The Reserve Bank has increased the Official Cash Rate (OCR) from 2.50 to 2.75 percent to keep inflationary pressures in check.
Reserve Bank Governor Alan Bollard argued the increase in interest rates was a sign and consequence of a strengthening economy. Prices for New Zealand’s exports have risen sharply over the past few months and Dr Bollard expects the job market to improve in the year ahead.
“In New Zealand, growth of around 3.5 percent is expected this year and next,” he said.
“The main drivers of this outlook are higher export prices and volume growth, an improving labour market and a pick-up in residential and business investment. However, we expect households to remain relatively cautious, with the housing market and credit growth staying subdued.

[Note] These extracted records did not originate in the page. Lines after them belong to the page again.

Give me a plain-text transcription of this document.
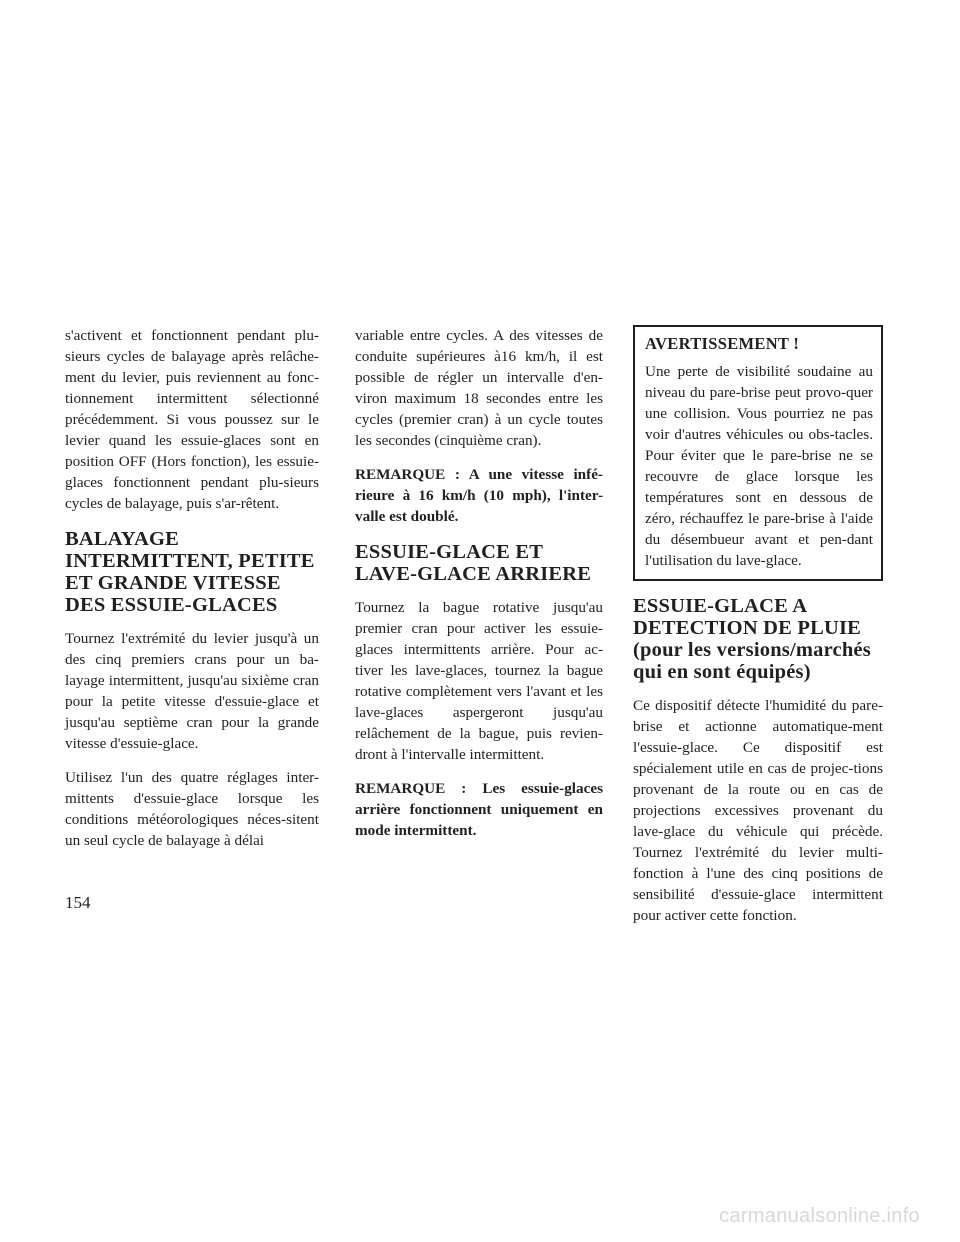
s'activent et fonctionnent pendant plu-sieurs cycles de balayage après relâche-ment du levier, puis reviennent au fonc-tionnement intermittent sélectionné précédemment. Si vous poussez sur le levier quand les essuie-glaces sont en position OFF (Hors fonction), les essuie-glaces fonctionnent pendant plu-sieurs cycles de balayage, puis s'ar-rêtent.

BALAYAGE INTERMITTENT, PETITE ET GRANDE VITESSE DES ESSUIE-GLACES

Tournez l'extrémité du levier jusqu'à un des cinq premiers crans pour un ba-layage intermittent, jusqu'au sixième cran pour la petite vitesse d'essuie-glace et jusqu'au septième cran pour la grande vitesse d'essuie-glace.

Utilisez l'un des quatre réglages inter-mittents d'essuie-glace lorsque les conditions météorologiques néces-sitent un seul cycle de balayage à délai

variable entre cycles. A des vitesses de conduite supérieures à16 km/h, il est possible de régler un intervalle d'en-viron maximum 18 secondes entre les cycles (premier cran) à un cycle toutes les secondes (cinquième cran).

REMARQUE : A une vitesse infé-rieure à 16 km/h (10 mph), l'inter-valle est doublé.

ESSUIE-GLACE ET LAVE-GLACE ARRIERE

Tournez la bague rotative jusqu'au premier cran pour activer les essuie-glaces intermittents arrière. Pour ac-tiver les lave-glaces, tournez la bague rotative complètement vers l'avant et les lave-glaces aspergeront jusqu'au relâchement de la bague, puis revien-dront à l'intervalle intermittent.

REMARQUE : Les essuie-glaces arrière fonctionnent uniquement en mode intermittent.

AVERTISSEMENT !

Une perte de visibilité soudaine au niveau du pare-brise peut provo-quer une collision. Vous pourriez ne pas voir d'autres véhicules ou obs-tacles. Pour éviter que le pare-brise ne se recouvre de glace lorsque les températures sont en dessous de zéro, réchauffez le pare-brise à l'aide du désembueur avant et pen-dant l'utilisation du lave-glace.

ESSUIE-GLACE A DETECTION DE PLUIE (pour les versions/marchés qui en sont équipés)

Ce dispositif détecte l'humidité du pare-brise et actionne automatique-ment l'essuie-glace. Ce dispositif est spécialement utile en cas de projec-tions provenant de la route ou en cas de projections excessives provenant du lave-glace du véhicule qui précède. Tournez l'extrémité du levier multi-fonction à l'une des cinq positions de sensibilité d'essuie-glace intermittent pour activer cette fonction.

154
carmanualsonline.info
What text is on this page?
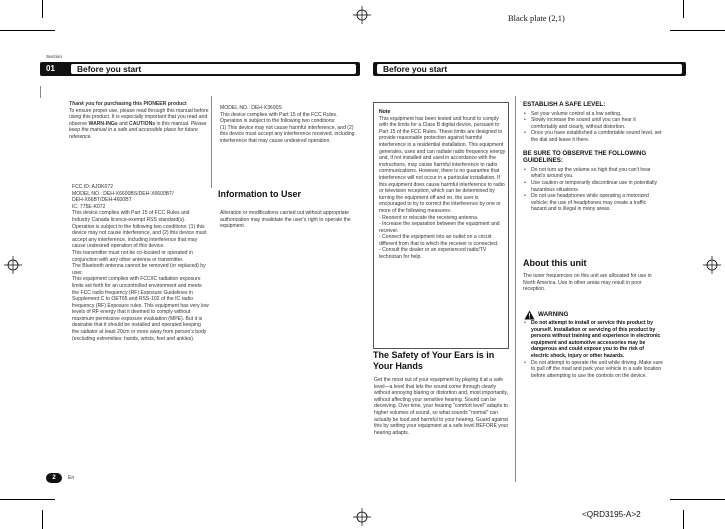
Black plate (2,1)
Section
01	Before you start	Before you start

Thank you for purchasing this PIONEER product

To ensure proper use, please read through this manual before using this product. It is especially important that you read and observe WARN-INGs and CAUTIONs in this manual. Please keep the manual in a safe and accessible place for future reference.

FCC ID: AJDK072

MODEL NO.: DEH-X6600BS/DEH-X6600BT/

DEH-X66BT/DEH-4600BT

IC: 775E-K072

This device complies with Part 15 of FCC Rules and Industry Canada licence-exempt RSS standard(s). Operation is subject to the following two conditions: (1) this device may not cause interference, and (2) this device must accept any interference, including interference that may cause undesired operation of this device.

This transmitter must not be co-located or operated in conjunction with any other antenna or transmitter.

The Bluetooth antenna cannot be removed (or replaced) by user.

This equipment complies with FCC/IC radiation exposure limits set forth for an uncontrolled environment and meets the FCC radio frequency (RF) Exposure Guidelines in Supplement C to OET65 and RSS-102 of the IC radio frequency (RF) Exposure rules. This equipment has very low levels of RF energy that it deemed to comply without maximum permissive exposure evaluation (MPE). But it is desirable that it should be installed and operated keeping the radiator at least 20cm or more away from person's body (excluding extremities: hands, wrists, feet and ankles).

MODEL NO.: DEH-X3600S

This device complies with Part 15 of the FCC Rules. Operation is subject to the following two conditions:

(1) This device may not cause harmful interference, and (2) this device must accept any interference received, including interference that may cause undesired operation.

Information to User
Alteration or modifications carried out without appropriate authorization may invalidate the user's right to operate the equipment.

Note

This equipment has been tested and found to comply with the limits for a Class B digital device, pursuant to Part 15 of the FCC Rules. These limits are designed to provide reasonable protection against harmful interference in a residential installation. This equipment generates, uses and can radiate radio frequency energy and, if not installed and used in accordance with the instructions, may cause harmful interference to radio communications. However, there is no guarantee that interference will not occur in a particular installation. If this equipment does cause harmful interference to radio or television reception, which can be determined by turning the equipment off and on, the user is encouraged to try to correct the interference by one or more of the following measures:

- Reorient or relocate the receiving antenna.

- Increase the separation between the equipment and receiver.

- Connect the equipment into an outlet on a circuit different from that to which the receiver is connected.

- Consult the dealer or an experienced radio/TV technician for help.

The Safety of Your Ears is in Your Hands
Get the most out of your equipment by playing it at a safe level—a level that lets the sound come through clearly without annoying blaring or distortion and, most importantly, without affecting your sensitive hearing. Sound can be deceiving. Over time, your hearing "comfort level" adapts to higher volumes of sound, so what sounds "normal" can actually be loud and harmful to your hearing. Guard against this by setting your equipment at a safe level BEFORE your hearing adapts.

ESTABLISH A SAFE LEVEL:

• Set your volume control at a low setting.
• Slowly increase the sound until you can hear it comfortably and clearly, without distortion.
• Once you have established a comfortable sound level, set the dial and leave it there.

BE SURE TO OBSERVE THE FOLLOWING GUIDELINES:

• Do not turn up the volume so high that you can't hear what's around you.
• Use caution or temporarily discontinue use in potentially hazardous situations.
• Do not use headphones while operating a motorized vehicle; the use of headphones may create a traffic hazard and is illegal in many areas.
About this unit
The tuner frequencies on this unit are allocated for use in North America. Use in other areas may result in poor reception.
WARNING
• Do not attempt to install or service this product by yourself. Installation or servicing of this product by persons without training and experience in electronic equipment and automotive accessories may be dangerous and could expose you to the risk of electric shock, injury or other hazards.
• Do not attempt to operate the unit while driving. Make sure to pull off the road and park your vehicle in a safe location before attempting to use the controls on the device.
2	En
<QRD3195-A>2
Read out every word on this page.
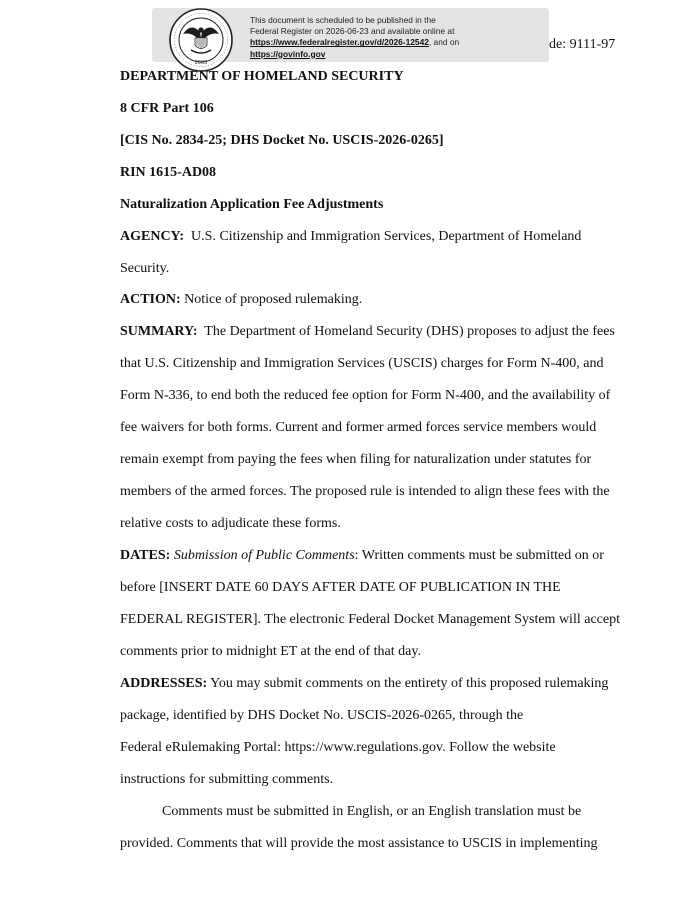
2003
This document is scheduled to be published in the
Federal Register on 2026-06-23 and available online at
https://www.federalregister.gov/d/2026-12542, and on
https://govinfo.gov
de: 9111-97
DEPARTMENT OF HOMELAND SECURITY
8 CFR Part 106
[CIS No. 2834-25; DHS Docket No. USCIS-2026-0265]
RIN 1615-AD08
Naturalization Application Fee Adjustments
AGENCY: U.S. Citizenship and Immigration Services, Department of Homeland
Security.
ACTION: Notice of proposed rulemaking.
SUMMARY: The Department of Homeland Security (DHS) proposes to adjust the fees
that U.S. Citizenship and Immigration Services (USCIS) charges for Form N-400, and
Form N-336, to end both the reduced fee option for Form N-400, and the availability of
fee waivers for both forms. Current and former armed forces service members would
remain exempt from paying the fees when filing for naturalization under statutes for
members of the armed forces. The proposed rule is intended to align these fees with the
relative costs to adjudicate these forms.
DATES: Submission of Public Comments: Written comments must be submitted on or
before [INSERT DATE 60 DAYS AFTER DATE OF PUBLICATION IN THE
FEDERAL REGISTER]. The electronic Federal Docket Management System will accept
comments prior to midnight ET at the end of that day.
ADDRESSES: You may submit comments on the entirety of this proposed rulemaking
package, identified by DHS Docket No. USCIS-2026-0265, through the
Federal eRulemaking Portal: https://www.regulations.gov. Follow the website
instructions for submitting comments.
Comments must be submitted in English, or an English translation must be
provided. Comments that will provide the most assistance to USCIS in implementing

“Underlying CPI inflation is expected to track within the target range even as the economy expands further. That said, headline CPI inflation will be boosted temporarily by the announced increase in GST and other government-related price changes. Provided households and firms do not reflect this price spike in their wage and price-setting behaviours we do not expect a lasting impact on inflation.
“Given this outlook and as previously signalled, we have decided to begin removing some of the monetary policy stimulus that is currently in place. The further removal of stimulus will be reviewed in light of economic and financial market developments.”
Dr Bollard does not expect today’s interest rate to be the first of a series of rises to rival those seen in the last decade. (See Interest Rate Graph.)
“The fact that bank funding costs are higher, long-term interest rates are higher than short-term interest rates, and a greater proportion of borrowers use floating rate mortgages should all reduce the extent to which the OCR will need to be increased relative to previous cycles.”